>I have a Red Hat 4.1 Linux (with 2.0.30 kernels) box setup with one
>ethernet card and a modem. It uses diald to connect to the internet
>and evrything works fine.
Odd. You say it works fine, but describe a problem.... :-)
Quote:>I added a second ethernet card and gave it a totally seperate IP
>address (different Class, even) and now, if I try to ping any
>of the machines on our network (from the linux box) it times-out.
I'll bet that a) it's the same type as your first NIC, and b) they're
both PCI cards.
Quote:>Also, i can't ping the linux box from a workstation. I can still
>out to the internet from the Linux box.
Yeah, it's not going through either of your NICs.

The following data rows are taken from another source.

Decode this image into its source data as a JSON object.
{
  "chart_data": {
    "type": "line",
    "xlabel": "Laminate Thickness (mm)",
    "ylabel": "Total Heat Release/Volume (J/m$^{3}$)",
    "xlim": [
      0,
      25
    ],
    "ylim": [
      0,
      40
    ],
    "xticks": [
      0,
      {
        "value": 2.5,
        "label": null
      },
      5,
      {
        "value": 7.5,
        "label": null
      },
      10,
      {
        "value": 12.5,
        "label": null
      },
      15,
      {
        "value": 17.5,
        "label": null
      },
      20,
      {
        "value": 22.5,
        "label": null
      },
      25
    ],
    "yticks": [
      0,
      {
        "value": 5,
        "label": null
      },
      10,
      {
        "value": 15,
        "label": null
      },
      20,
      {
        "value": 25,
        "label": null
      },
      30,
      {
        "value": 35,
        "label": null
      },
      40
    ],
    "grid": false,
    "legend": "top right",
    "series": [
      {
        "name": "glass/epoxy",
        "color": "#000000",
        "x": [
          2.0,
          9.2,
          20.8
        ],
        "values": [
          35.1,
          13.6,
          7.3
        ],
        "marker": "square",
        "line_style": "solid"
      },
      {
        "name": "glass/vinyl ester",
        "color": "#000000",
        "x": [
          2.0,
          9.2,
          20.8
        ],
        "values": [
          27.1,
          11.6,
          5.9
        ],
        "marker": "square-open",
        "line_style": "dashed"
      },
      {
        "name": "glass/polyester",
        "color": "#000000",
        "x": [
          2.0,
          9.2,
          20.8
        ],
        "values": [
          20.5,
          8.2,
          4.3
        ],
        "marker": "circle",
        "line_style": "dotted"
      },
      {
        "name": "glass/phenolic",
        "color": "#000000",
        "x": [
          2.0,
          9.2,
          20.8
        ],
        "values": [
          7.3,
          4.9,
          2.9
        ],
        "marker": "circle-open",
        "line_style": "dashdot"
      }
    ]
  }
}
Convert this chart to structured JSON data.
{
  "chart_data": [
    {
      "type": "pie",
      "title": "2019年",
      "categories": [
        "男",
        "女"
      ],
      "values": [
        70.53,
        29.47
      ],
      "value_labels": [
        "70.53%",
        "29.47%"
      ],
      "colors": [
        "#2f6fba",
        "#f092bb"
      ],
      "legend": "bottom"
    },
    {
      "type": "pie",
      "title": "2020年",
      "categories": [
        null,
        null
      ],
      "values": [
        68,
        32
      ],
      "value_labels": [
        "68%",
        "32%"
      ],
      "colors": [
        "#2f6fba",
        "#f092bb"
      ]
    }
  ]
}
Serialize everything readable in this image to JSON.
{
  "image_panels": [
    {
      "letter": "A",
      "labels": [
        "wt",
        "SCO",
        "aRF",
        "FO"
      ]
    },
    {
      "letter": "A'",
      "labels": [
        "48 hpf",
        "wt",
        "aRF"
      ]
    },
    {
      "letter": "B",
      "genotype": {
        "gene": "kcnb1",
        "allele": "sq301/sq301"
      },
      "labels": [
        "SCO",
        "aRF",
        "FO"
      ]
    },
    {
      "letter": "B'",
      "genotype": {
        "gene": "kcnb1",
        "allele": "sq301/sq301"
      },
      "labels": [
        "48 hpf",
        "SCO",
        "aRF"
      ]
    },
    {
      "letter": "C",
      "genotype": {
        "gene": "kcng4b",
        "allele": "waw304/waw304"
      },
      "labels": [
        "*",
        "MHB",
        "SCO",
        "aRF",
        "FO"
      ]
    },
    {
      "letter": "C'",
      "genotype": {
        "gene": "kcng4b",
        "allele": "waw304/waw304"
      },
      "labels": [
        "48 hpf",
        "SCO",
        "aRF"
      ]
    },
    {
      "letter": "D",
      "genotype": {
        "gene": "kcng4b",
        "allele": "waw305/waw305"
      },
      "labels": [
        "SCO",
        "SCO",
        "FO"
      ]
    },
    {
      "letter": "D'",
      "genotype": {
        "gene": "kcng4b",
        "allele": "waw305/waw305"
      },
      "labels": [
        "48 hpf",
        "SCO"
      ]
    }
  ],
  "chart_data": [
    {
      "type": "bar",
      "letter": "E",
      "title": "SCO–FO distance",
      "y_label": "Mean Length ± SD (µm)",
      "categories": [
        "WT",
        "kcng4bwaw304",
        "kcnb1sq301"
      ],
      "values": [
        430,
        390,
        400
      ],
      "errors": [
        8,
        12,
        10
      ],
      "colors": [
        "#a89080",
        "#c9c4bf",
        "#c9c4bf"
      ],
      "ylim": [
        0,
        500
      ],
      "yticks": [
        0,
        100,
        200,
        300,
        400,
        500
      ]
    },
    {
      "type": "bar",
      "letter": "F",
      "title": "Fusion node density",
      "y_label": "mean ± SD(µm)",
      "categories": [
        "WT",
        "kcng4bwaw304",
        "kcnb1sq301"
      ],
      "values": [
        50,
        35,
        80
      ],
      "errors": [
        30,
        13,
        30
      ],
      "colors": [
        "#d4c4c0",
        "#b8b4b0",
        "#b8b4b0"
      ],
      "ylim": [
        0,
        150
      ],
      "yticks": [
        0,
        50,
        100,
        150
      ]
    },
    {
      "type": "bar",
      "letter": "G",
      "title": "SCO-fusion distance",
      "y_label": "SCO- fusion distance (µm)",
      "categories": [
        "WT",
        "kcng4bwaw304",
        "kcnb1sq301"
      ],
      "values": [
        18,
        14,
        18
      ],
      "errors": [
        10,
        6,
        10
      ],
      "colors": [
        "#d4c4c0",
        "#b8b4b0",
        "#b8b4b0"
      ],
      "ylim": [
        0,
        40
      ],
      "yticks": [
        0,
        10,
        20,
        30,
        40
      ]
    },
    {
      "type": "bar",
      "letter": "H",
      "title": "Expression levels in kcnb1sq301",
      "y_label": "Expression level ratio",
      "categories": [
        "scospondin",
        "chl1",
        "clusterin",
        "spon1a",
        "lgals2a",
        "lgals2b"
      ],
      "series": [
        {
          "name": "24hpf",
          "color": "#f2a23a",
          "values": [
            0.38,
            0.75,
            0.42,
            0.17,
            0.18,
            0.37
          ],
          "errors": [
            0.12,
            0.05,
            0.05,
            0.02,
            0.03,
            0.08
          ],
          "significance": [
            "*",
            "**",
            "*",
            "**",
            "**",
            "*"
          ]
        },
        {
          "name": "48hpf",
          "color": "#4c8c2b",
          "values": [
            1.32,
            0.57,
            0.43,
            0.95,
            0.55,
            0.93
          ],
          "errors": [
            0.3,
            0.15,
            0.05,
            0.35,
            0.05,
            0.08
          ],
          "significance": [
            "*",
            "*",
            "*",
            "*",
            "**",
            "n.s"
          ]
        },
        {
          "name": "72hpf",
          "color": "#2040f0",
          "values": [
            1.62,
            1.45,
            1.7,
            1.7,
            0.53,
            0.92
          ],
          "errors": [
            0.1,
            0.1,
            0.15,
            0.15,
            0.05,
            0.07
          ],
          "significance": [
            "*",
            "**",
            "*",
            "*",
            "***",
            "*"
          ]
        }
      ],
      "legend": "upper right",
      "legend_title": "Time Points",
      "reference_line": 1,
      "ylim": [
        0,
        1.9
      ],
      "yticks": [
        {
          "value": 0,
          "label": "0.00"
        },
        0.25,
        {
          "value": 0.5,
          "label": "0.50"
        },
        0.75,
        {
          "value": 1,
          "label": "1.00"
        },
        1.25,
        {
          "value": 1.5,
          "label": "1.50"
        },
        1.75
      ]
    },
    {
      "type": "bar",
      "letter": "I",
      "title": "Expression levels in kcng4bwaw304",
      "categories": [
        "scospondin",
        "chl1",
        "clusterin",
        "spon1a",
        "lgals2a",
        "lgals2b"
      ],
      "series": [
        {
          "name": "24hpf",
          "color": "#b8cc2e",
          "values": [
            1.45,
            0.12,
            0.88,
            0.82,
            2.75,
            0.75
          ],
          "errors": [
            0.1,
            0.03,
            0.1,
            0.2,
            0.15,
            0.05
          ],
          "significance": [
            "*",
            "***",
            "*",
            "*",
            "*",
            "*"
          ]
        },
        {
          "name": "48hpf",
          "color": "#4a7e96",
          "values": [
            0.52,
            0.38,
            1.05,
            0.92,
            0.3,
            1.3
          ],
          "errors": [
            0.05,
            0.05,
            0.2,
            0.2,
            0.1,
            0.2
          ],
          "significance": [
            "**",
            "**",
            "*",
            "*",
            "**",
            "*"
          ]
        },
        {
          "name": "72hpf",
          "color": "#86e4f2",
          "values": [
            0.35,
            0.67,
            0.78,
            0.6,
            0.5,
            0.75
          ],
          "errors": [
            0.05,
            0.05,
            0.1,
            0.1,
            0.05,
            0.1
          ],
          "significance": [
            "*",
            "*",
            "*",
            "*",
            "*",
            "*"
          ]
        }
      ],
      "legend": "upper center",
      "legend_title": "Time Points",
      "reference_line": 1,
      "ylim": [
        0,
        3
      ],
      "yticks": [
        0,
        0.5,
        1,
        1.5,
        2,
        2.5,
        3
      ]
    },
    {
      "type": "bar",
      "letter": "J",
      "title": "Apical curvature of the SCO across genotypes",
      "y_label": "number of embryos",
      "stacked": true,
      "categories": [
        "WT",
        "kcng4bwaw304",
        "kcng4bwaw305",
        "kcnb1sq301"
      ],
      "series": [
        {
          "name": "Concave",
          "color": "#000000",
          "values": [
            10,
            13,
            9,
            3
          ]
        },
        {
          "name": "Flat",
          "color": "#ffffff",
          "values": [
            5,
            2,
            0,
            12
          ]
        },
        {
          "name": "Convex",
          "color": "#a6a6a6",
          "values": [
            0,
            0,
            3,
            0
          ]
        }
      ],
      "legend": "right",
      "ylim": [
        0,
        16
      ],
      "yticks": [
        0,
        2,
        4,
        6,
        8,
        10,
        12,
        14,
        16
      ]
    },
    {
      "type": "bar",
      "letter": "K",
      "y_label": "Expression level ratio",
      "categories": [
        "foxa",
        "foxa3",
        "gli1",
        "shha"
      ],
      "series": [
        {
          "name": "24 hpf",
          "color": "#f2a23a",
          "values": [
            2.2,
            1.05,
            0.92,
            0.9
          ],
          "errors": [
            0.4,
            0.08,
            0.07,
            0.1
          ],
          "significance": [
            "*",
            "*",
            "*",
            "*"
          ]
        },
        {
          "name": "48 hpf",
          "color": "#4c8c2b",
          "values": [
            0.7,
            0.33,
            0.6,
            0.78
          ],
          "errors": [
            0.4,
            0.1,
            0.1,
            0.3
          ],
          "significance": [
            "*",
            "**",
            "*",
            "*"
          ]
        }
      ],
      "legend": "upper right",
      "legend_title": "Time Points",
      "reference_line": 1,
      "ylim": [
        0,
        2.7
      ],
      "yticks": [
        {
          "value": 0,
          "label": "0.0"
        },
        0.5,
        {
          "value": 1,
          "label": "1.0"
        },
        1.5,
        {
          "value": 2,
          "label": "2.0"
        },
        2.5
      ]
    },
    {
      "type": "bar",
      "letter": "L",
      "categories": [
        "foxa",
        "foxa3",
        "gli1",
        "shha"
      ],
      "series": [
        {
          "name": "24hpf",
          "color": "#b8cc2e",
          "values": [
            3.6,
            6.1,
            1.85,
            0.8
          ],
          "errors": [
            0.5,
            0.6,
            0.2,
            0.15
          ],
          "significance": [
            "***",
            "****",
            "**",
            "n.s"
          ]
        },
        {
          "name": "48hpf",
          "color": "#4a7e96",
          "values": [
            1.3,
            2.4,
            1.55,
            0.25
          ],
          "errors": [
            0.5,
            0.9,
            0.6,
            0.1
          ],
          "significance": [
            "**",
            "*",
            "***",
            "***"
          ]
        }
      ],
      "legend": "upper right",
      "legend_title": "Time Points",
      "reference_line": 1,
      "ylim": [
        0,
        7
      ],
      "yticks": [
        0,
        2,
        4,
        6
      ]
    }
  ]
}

Quote:> Here is the "WEIRDEST"
>part: If I plug the second ethernet card into opur hub, the
>ping goes through. If I plug the second ethernet card into a
>unused Hub, the ping times-out just like when it isn't plugged
>into anything. My routes and IP Masquerading haven't changed since
>I installed the new ethernet card...any ideas? This one is driving
>me crazy.
PCI Nics are assigned network addresses based upon the order in which
they're found in the PCI bus.
What was your "first" card is now being found as your second card,
so the new "second" card is getting assigned the network configuration
for your existing network. The new network configuration is being
assigned to the second card found while scanning the PCI bus, which
happens to be the first board you had installed.
(Sound like I ran into this at work a couple of weeks ago while
configuring a firewall with two NICs and Linux? :-) )
You have two options:
1) Swap connections between the NICs. Your new NIC goes to the old
network, the old NIC becomes the new network.
2) Make note of the NIC addresses (should be in the boot info left in
/var/adm/messages), and edit your LILO configuration to explicitly
specify which card you want to be which network device. (I generally
do this as a matter of course when setting up a system; I didn't do
the original install of the system at work, or I'd have had less
trouble with it.)
Gary
--
If Microsoft sold houses: "You say the bathroom light isn't on? Try flipping
the light switch up, and if that doesn't work, bulldoze and rebuild your house."